Create declaration_audit_log Supabase table with immutability constraints
epic-driver-and-confidentiality-management-foundation-task-009 — Create the declaration_audit_log table with columns for event_type (sent, opened, acknowledged, expired, revoked), declaration_id reference, actor_id, org_id, timestamp, and a JSON metadata column. Add RLS policies preventing any UPDATE or DELETE operations on audit rows. Insert-only access enforced at database level for tamper-evident compliance logging.
Acceptance Criteria
Technical Requirements
Execution Context
Tier 2 - 518 tasks
Can start after Tier 1 completes
Implementation Notes
Use a Postgres enum type (CREATE TYPE audit_event_type AS ENUM ('sent','opened','acknowledged','expired','revoked')) rather than a CHECK constraint for event_type — enums are more performant and self-documenting. The dual enforcement (RLS + trigger) is deliberate: RLS can be bypassed by service_role, but triggers cannot. For the immutability trigger, create a single function immutable_row_guard() that raises an exception with message 'This table is append-only', and attach it as BEFORE UPDATE OR DELETE ON declaration_audit_log FOR EACH ROW EXECUTE FUNCTION immutable_row_guard(). This function can be reused for any future append-only tables.

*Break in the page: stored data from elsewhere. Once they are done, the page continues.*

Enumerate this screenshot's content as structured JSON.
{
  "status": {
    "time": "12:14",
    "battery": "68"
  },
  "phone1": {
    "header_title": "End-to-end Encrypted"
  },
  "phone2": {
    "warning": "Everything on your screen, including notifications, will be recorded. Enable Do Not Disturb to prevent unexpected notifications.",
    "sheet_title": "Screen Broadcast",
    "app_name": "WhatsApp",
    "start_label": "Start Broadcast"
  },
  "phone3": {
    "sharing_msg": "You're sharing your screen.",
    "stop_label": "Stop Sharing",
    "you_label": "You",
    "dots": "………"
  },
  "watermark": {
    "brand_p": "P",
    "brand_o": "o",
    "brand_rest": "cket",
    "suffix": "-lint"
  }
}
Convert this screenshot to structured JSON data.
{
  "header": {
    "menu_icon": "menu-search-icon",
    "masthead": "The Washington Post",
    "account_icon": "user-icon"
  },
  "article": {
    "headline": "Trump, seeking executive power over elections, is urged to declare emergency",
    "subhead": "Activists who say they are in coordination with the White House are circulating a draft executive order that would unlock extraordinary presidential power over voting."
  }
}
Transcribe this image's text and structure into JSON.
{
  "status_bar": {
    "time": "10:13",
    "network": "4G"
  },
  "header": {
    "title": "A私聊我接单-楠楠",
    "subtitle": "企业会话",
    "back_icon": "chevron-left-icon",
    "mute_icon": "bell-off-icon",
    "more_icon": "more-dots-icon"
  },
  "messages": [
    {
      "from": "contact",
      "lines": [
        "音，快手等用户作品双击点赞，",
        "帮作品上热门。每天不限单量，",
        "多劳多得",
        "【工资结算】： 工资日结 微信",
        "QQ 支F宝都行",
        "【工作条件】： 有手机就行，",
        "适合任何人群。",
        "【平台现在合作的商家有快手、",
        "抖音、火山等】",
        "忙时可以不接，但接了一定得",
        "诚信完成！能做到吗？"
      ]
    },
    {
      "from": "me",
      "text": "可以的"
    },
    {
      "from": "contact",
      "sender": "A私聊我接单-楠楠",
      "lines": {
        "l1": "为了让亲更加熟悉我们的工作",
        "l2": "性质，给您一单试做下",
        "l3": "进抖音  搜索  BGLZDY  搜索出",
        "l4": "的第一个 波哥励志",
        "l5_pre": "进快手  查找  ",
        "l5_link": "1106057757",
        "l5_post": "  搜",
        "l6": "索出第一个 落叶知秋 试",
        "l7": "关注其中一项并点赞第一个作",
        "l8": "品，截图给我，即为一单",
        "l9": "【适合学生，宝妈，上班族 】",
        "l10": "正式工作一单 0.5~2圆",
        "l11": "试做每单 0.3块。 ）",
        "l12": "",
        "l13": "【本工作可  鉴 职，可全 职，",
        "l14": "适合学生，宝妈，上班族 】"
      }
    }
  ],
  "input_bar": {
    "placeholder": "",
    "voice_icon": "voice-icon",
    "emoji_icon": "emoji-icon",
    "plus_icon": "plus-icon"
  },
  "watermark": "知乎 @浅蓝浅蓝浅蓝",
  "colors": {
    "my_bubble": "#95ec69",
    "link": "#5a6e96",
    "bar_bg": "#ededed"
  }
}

The INSERT RLS policy should use a WITH CHECK clause: WITH CHECK (actor_id = auth.uid() AND org_id = get_user_org_id(auth.uid())) — do not rely on the client to supply these values correctly.
Testing Requirements
SQL migration tests: (1) verify all columns exist with correct types; (2) verify INSERT succeeds for a valid row; (3) verify UPDATE raises an exception; (4) verify DELETE raises an exception; (5) verify event_type CHECK rejects an invalid value like 'deleted'; (6) verify RLS blocks cross-org SELECT; (7) verify RLS blocks inserting a row with a different actor_id than auth.uid(); (8) verify index on declaration_id exists. Dart integration test against local Supabase emulator: verify DeclarationAuditLogger (task-010) can insert audit rows and that attempting to update or delete via the Dart client throws a Supabase error.
Row-level security policies for driver assignments and declarations must correctly scope data to the coordinator's chapter without leaking records across organizations. An incorrect RLS predicate could silently return empty result sets or, worse, expose cross-org data, both of which are difficult to detect in unit tests.
Mitigation & Contingency
Mitigation: Write dedicated RLS integration test scenarios with multiple org fixtures asserting both data isolation and correct data visibility. Use Supabase's built-in policy testing utilities and review policies with a second developer.
Contingency: If RLS policies prove too complex to get right quickly, implement application-layer org scoping as a temporary guard while RLS is fixed in a follow-up, with an explicit security review gate before production deployment.
The declaration audit logger must produce tamper-evident records. If the database allows updates or deletes on audit rows, the compliance guarantee is broken. Supabase does not natively prevent row deletion by default.
Mitigation & Contingency
Mitigation: Implement an insert-only RLS policy on the audit table that denies UPDATE and DELETE for all roles including the service role. Add a database trigger that rejects mutation attempts and logs the attempt itself.
Contingency: If immutability cannot be enforced at the database level within the sprint, store audit entries in an append-only Supabase Edge Function log stream as a temporary alternative, with a migration plan to the proper table once constraints are implemented.
The org-feature-flag-service caches flag values to avoid repeated database reads. If the cache is not invalidated promptly after an admin toggles the flag, coordinators may see stale UI state — either seeing driver features when they should not, or not seeing them when they should.
Mitigation & Contingency
Mitigation: Use a Supabase Realtime subscription to listen for changes on the driver_feature_flag_config table and invalidate the in-memory cache immediately on change. Set a short TTL (60 seconds) as a safety net.
Contingency: If Realtime subscription proves unreliable, expose a manual cache-bust endpoint accessible from the admin toggle action, ensuring the cache is cleared synchronously on every flag change.